Why my code show error ?

#include <stdio.h> int area(int x,int y); int main() { int x; int y; scanf("%d %d",&x,&y); int a= area(x,y); printf ("the area of rombus is :\n %d ",a); return 0; } int area(int x,int y){ x=1/2*x*y; return (x); }

functions c

12th Dec 2020, 1:05 PM

RD:programmer

4 Answers

+ 3

In C, int/int always yields an int. fractional part is discarded. example. 1/2 evaluates to 0 not 0.5 because part after decimal point is discarded. if either operand of / is double another operand will be promoted to double type and expression will yield double value. example. 1.0 / 2 results in 0.5 For your code: use 0.5 (double) instead of 1/2 or use explicit type casting : (double) 1/ 2 * x * y; Also it'll be better if you declare x and y to be double instead of int. do not forget to change format specifiers accordingly for scanf and print statements.
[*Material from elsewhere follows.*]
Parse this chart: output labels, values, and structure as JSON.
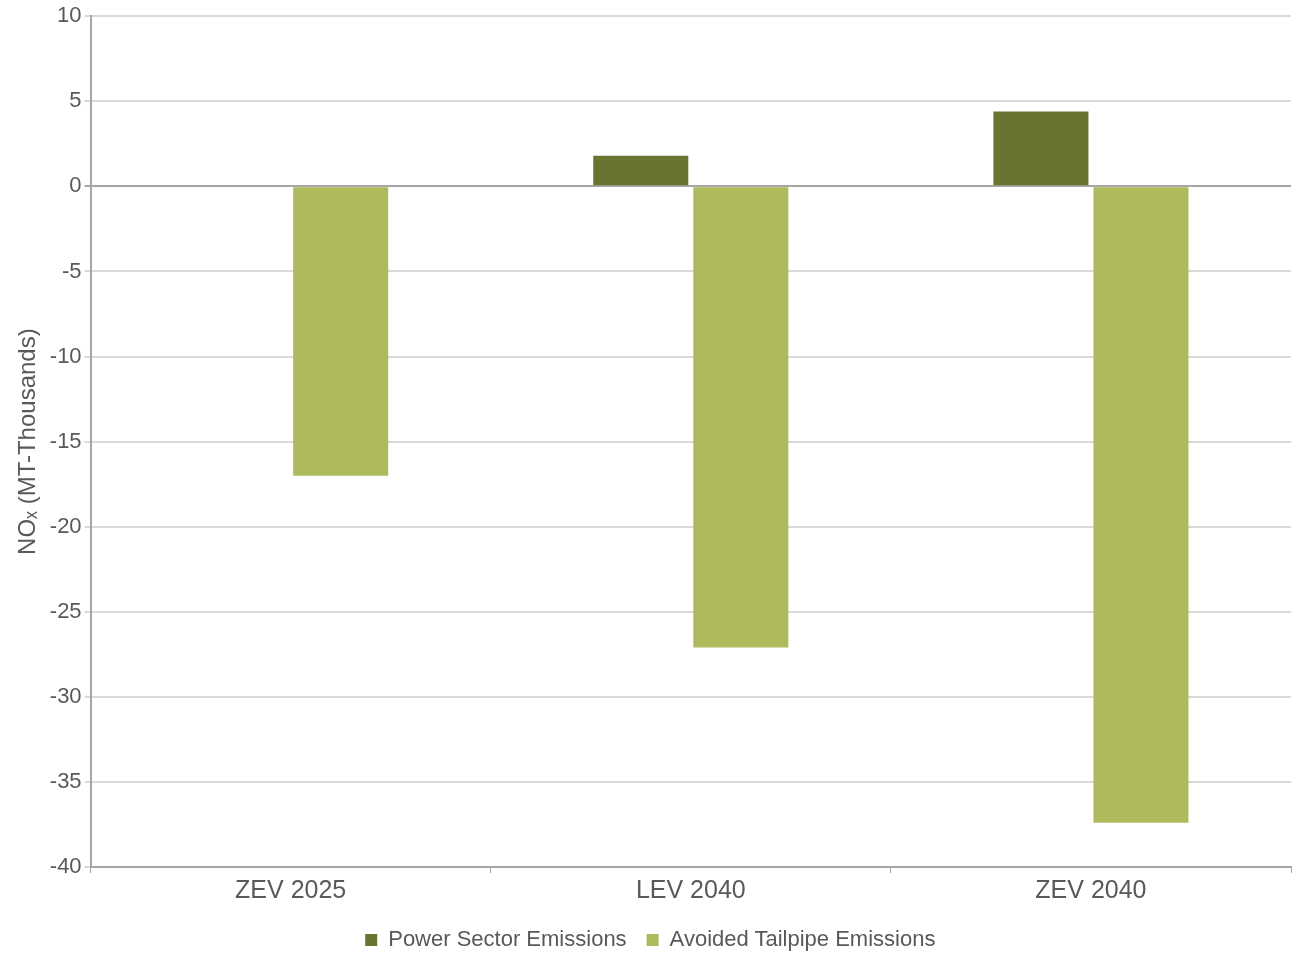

Change the return type of function area , otherwise return value will be casted to int causing loss of fractional part.

12th Dec 2020, 1:20 PM

🇮🇳Omkar🕉

+ 1

#include <stdio.h> int area(int x,int y); int main() { int x; int y; scanf("%d %d",&x,&y); int a= area(x,y); printf("the area of rhombus is :\n %d ", a); return 0; } int area(int x,int y) { return ((1.0f/2) * (x*y)); }

12th Dec 2020, 1:16 PM

Flash

+ 1

Hey Mr. Unknown Your code is all right just take multiplication of 'x' and 'y' in brackets x=(x*y)/2; like this but as you declared x is an integer so area will only prints integer. I suggest to declare 'x' as float. HAPPY CODING 😀!

12th Dec 2020, 1:27 PM

Giriraj Yalpalwar